A communication system composed of a server device and a plurality of terminal devices connected to a network to provide a predetermined service,
The server device
Contract information in which a terminal certificate issued in common to the plurality of terminal devices, a service certificate that enables provision of the predetermined service, and a contract identification code that can individually identify a provision contract for the predetermined service are associated with each other And a storage unit for storing in advance,
When the service certificate request signal including the contract identification code and the terminal certificate is received from the terminal device, the terminal certificate is authenticated, and when the authentication is successful, the secret information corresponding to the contract identification code is included from the contract information.
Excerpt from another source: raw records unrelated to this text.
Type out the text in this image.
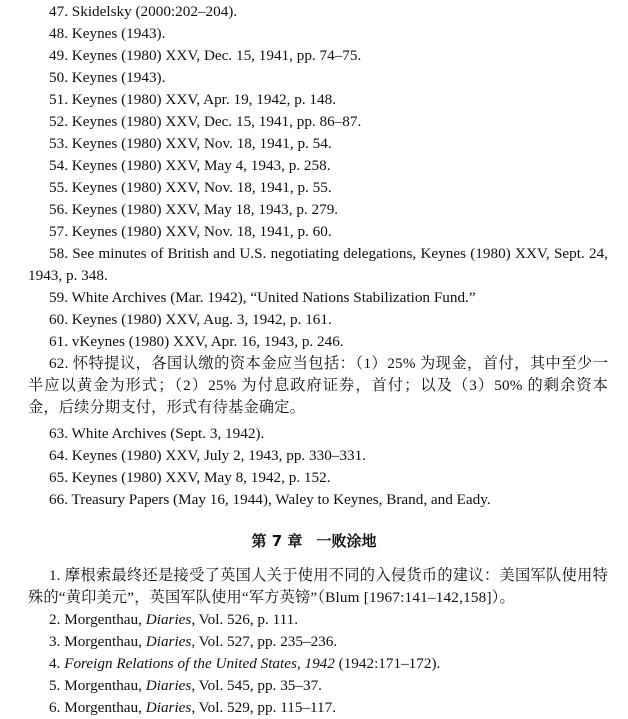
47. Skidelsky (2000:202–204).
48. Keynes (1943).
49. Keynes (1980) XXV, Dec. 15, 1941, pp. 74–75.
50. Keynes (1943).
51. Keynes (1980) XXV, Apr. 19, 1942, p. 148.
52. Keynes (1980) XXV, Dec. 15, 1941, pp. 86–87.
53. Keynes (1980) XXV, Nov. 18, 1941, p. 54.
54. Keynes (1980) XXV, May 4, 1943, p. 258.
55. Keynes (1980) XXV, Nov. 18, 1941, p. 55.
56. Keynes (1980) XXV, May 18, 1943, p. 279.
57. Keynes (1980) XXV, Nov. 18, 1941, p. 60.
58. See minutes of British and U.S. negotiating delegations, Keynes (1980) XXV, Sept. 24, 1943, p. 348.
59. White Archives (Mar. 1942), “United Nations Stabilization Fund.”
60. Keynes (1980) XXV, Aug. 3, 1942, p. 161.
61. vKeynes (1980) XXV, Apr. 16, 1943, p. 246.
62. 怀特提议，各国认缴的资本金应当包括：（1）25% 为现金，首付，其中至少一半应以黄金为形式；（2）25% 为付息政府证券，首付；以及（3）50% 的剩余资本金，后续分期支付，形式有待基金确定。
63. White Archives (Sept. 3, 1942).
64. Keynes (1980) XXV, July 2, 1943, pp. 330–331.
65. Keynes (1980) XXV, May 8, 1942, p. 152.
66. Treasury Papers (May 16, 1944), Waley to Keynes, Brand, and Eady.
第 7 章 一败涂地
1. 摩根索最终还是接受了英国人关于使用不同的入侵货币的建议：美国军队使用特殊的“黄印美元”，英国军队使用“军方英镑”（Blum [1967:141–142,158]）。
2. Morgenthau, Diaries, Vol. 526, p. 111.
3. Morgenthau, Diaries, Vol. 527, pp. 235–236.
4. Foreign Relations of the United States, 1942 (1942:171–172).
5. Morgenthau, Diaries, Vol. 545, pp. 35–37.
6. Morgenthau, Diaries, Vol. 529, pp. 115–117.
A service certificate management unit that transmits a service certificate to the terminal device;
The terminal device
A storage unit that stores a terminal certificate in advance;
A contract identification code acquisition unit for acquiring a contract identification code given by the establishment after the provision contract of the predetermined service is established;
A service key request signal including the acquired contract identification code and the terminal certificate stored in the storage unit is transmitted to the server device, and the secret key transmitted from the server device in response to the service certificate request signal A service certificate acquisition unit that receives the service certificate including the information and stores the service certificate in the storage unit;
A service execution unit that receives the provision of the predetermined service using the service certificate;
A communication system characterized by that.   The communication system according to claim 1, wherein a validity period of the terminal certificate is longer than a validity period of the service certificate.   The communication system according to claim 1, wherein the terminal device obfuscates and stores a password for using the terminal certificate.